Inspirado en el antiguo «jobel» hebreo —el cuerno de carnero que proclamaba las grandes celebraciones de Israel—, el Jubileo se alza en la Iglesia como un pregón de gozo («iubilaeus», en latín) y de liberación («áphesis», en griego).
Su raíz hunde sus orígenes en la ley mosaica, donde el «Sabat» semanal, el «pequeño jubileo» sabático (cada siete años) y el «gran jubileo» (cada cincuenta) recordaban que todo pertenece a Dios. Aquellos tiempos sagrados llamaban al descanso de la tierra, al perdón de las deudas y a la liberación de los cautivos, enseñando que la bondad y la providencia divinas deben encontrar un reflejo en la práctica humana de la misericordia.
Cristo mismo anunció el cumplimiento de ese «año de gracia» al proclamar la Buena Noticia a los pobres y la libertad a los oprimidos. Toda su vida fue un jubileo encarnado: un continuo acto de misericordia, de curación y de reconciliación.
Desde el primer Año Santo, convocado por el papa Bonifacio VIII en 1300, la Iglesia prolonga esta tradición cada veinticinco años, ofreciendo a los peregrinos —que acuden a Roma o a otros santuarios— un camino privilegiado de renovación interior.
El Jubileo es, ante todo, una oportunidad preciosa para recibir la indulgencia plenaria: un don gratuito de Dios que, a través del ministerio de la Iglesia, sana las cicatrices espirituales que el pecado deja en el alma.
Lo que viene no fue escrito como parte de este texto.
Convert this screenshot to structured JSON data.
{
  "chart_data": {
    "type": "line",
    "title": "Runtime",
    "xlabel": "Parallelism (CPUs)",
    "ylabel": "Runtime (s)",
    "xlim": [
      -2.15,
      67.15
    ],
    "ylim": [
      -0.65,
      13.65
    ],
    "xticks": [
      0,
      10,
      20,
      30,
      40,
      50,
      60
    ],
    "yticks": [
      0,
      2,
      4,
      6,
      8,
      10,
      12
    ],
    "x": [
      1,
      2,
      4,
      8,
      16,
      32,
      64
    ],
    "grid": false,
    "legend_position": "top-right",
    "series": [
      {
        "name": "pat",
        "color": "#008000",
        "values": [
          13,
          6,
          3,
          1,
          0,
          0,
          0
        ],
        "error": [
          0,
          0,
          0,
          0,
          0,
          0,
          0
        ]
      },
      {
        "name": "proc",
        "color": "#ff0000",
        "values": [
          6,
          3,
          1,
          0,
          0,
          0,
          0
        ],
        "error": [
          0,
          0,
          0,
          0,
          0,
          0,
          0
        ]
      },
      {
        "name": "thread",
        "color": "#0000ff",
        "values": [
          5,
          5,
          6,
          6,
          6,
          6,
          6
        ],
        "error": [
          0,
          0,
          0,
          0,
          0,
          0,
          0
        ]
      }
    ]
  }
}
No es un requisito para la salvación, sino una invitación amorosa a la conversión y al crecimiento en la caridad.
En este Año de Gracia, se nos llama a ser peregrinos de esperanza, hombres y mujeres que trabajan activamente en el presente con la certeza de que el Señor está cerca, siempre a la puerta, esperando que abramos nuestro corazón para que su alegría y su paz nos liberen de todo desánimo.
Y en este camino, María —«vida, dulzura y esperanza nuestra»— se presenta como modelo perfecto de confianza en la promesa divina.